Find the solution to $$\frac{\partial}{\partial x}f(x,y) -x\frac{\partial}{\partial y}f(x,y) = y$$
that satisfies $f(x,0)=x^2+\frac{x^3}{3},$ by using the transformation
$$\left\{ \begin{array}{rcr} u & = & ax^2+y \\ v & = & x \\ \end{array} \right.$$ for an appropriate value of $a$.

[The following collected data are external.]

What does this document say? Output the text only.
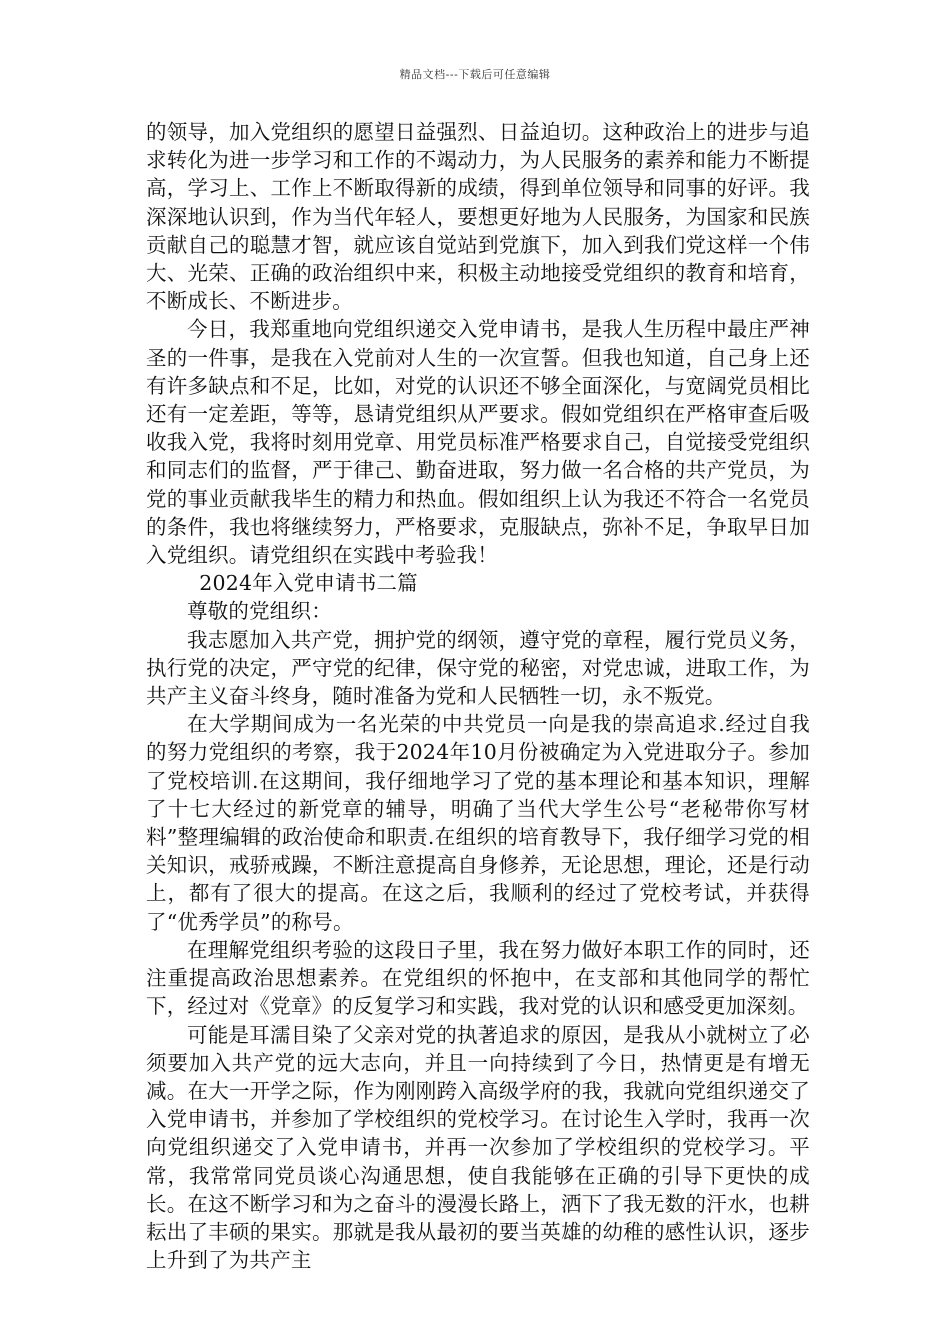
精品文档---下载后可任意编辑

的领导，加入党组织的愿望日益强烈、日益迫切。这种政治上的进步与追求转化为进一步学习和工作的不竭动力，为人民服务的素养和能力不断提高，学习上、工作上不断取得新的成绩，得到单位领导和同事的好评。我深深地认识到，作为当代年轻人，要想更好地为人民服务，为国家和民族贡献自己的聪慧才智，就应该自觉站到党旗下，加入到我们党这样一个伟大、光荣、正确的政治组织中来，积极主动地接受党组织的教育和培育，不断成长、不断进步。

今日，我郑重地向党组织递交入党申请书，是我人生历程中最庄严神圣的一件事，是我在入党前对人生的一次宣誓。但我也知道，自己身上还有许多缺点和不足，比如，对党的认识还不够全面深化，与宽阔党员相比还有一定差距，等等，恳请党组织从严要求。假如党组织在严格审查后吸收我入党，我将时刻用党章、用党员标准严格要求自己，自觉接受党组织和同志们的监督，严于律己、勤奋进取，努力做一名合格的共产党员，为党的事业贡献我毕生的精力和热血。假如组织上认为我还不符合一名党员的条件，我也将继续努力，严格要求，克服缺点，弥补不足，争取早日加入党组织。请党组织在实践中考验我！

2024年入党申请书二篇

尊敬的党组织：

我志愿加入共产党，拥护党的纲领，遵守党的章程，履行党员义务，执行党的决定，严守党的纪律，保守党的秘密，对党忠诚，进取工作，为共产主义奋斗终身，随时准备为党和人民牺牲一切，永不叛党。

在大学期间成为一名光荣的中共党员一向是我的崇高追求.经过自我的努力党组织的考察，我于2024年10月份被确定为入党进取分子。参加了党校培训.在这期间，我仔细地学习了党的基本理论和基本知识，理解了十七大经过的新党章的辅导，明确了当代大学生公号“老秘带你写材料”整理编辑的政治使命和职责.在组织的培育教导下，我仔细学习党的相关知识，戒骄戒躁，不断注意提高自身修养，无论思想，理论，还是行动上，都有了很大的提高。在这之后，我顺利的经过了党校考试，并获得了“优秀学员”的称号。

在理解党组织考验的这段日子里，我在努力做好本职工作的同时，还注重提高政治思想素养。在党组织的怀抱中，在支部和其他同学的帮忙下，经过对《党章》的反复学习和实践，我对党的认识和感受更加深刻。

可能是耳濡目染了父亲对党的执著追求的原因，是我从小就树立了必须要加入共产党的远大志向，并且一向持续到了今日，热情更是有增无减。在大一开学之际，作为刚刚跨入高级学府的我，我就向党组织递交了入党申请书，并参加了学校组织的党校学习。在讨论生入学时，我再一次向党组织递交了入党申请书，并再一次参加了学校组织的党校学习。平常，我常常同党员谈心沟通思想，使自我能够在正确的引导下更快的成长。在这不断学习和为之奋斗的漫漫长路上，洒下了我无数的汗水，也耕耘出了丰硕的果实。那就是我从最初的要当英雄的幼稚的感性认识，逐步上升到了为共产主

So I have that $f'_x-xf'_y=f'_x+vf'_y=y=u-ax^2=u-av^2.$ Furthermore:
\begin{array}{lcl} u'_x & = & 2ax \\ u'_y & = & 1 \\ v'_x & = & 1 \\ v'_y & = & 0 \\ f'_x & = & f'_uu'_x+f'_vv'_x=2axf'_u+f'_v=2avf'_u+f'_v \\ f'_y & = & f'_uu'_y+f'_vv'_y=f'_u\cdot 1+f'_v\cdot 0=f'_u \end{array}
Plugging this into my PDE $f'_x-xf'_y=u-av^2$ I get
$$2avf'_u+f'_v-vf'_u = v(2af'_u-f'_u)+f'_v=u-av^2.$$
It's practical to choose $a=\frac{1}{2},$ then I get $$f'_v=u-\frac{v^2}{2} \ \implies f(u,v)=uv-\frac{v^3}{6} + g(u),$$ so
$$f(x,y)=\left(\frac{x^2}{2}+y\right)x-\frac{x^3}{6}+g\left(\frac{x^2}{2}+y\right).$$
Using the condition $f(x,0)=x^2+\frac{x^3}{3}$ I get
$$f(x,0)=\frac{x^3}{2}-\frac{x^3}{6}+g\left(\frac{x^2}{2}\right)= \Leftrightarrow g\left(\frac{x^2}{2}\right)=x^2.$$
Setting $t=\frac{x^2}{2}\Rightarrow x=\sqrt{2t}$ I get
$$g(t)=2t \implies g\left(\frac{x^2}{2}+y\right)= x^2+2y.$$
Finally:
$$f(x,y)=\left(\frac{x^2}{2}+y\right)x-\frac{x^3}{6}+x^2+2y.$$
But apparently this is wrong answer. Can anyone see where I made the error?
$$\begin{align} f(x,y)= & \left(\frac{x^2}{2}+y\right)x-\frac{x^3}{6}+g\left(\frac{x^2}{2}+y\right)\\ f(x,0)= &\left(\frac{x^2}{2}+0\right)x-\frac{x^3}{6}+g\left(\frac{x^2}{2}+0\right) \\ =& \frac{x^3}{2}-\frac{x^3}{6}+g\left(\frac{x^2}{2}\right) = \frac{x^3}{3}+g\left(\frac{x^2}{2}\right) \neq \frac{x^2}{2}-\frac{x^3}{6}+g\left(\frac{x^2}{2}\right) \\ \end{align}$$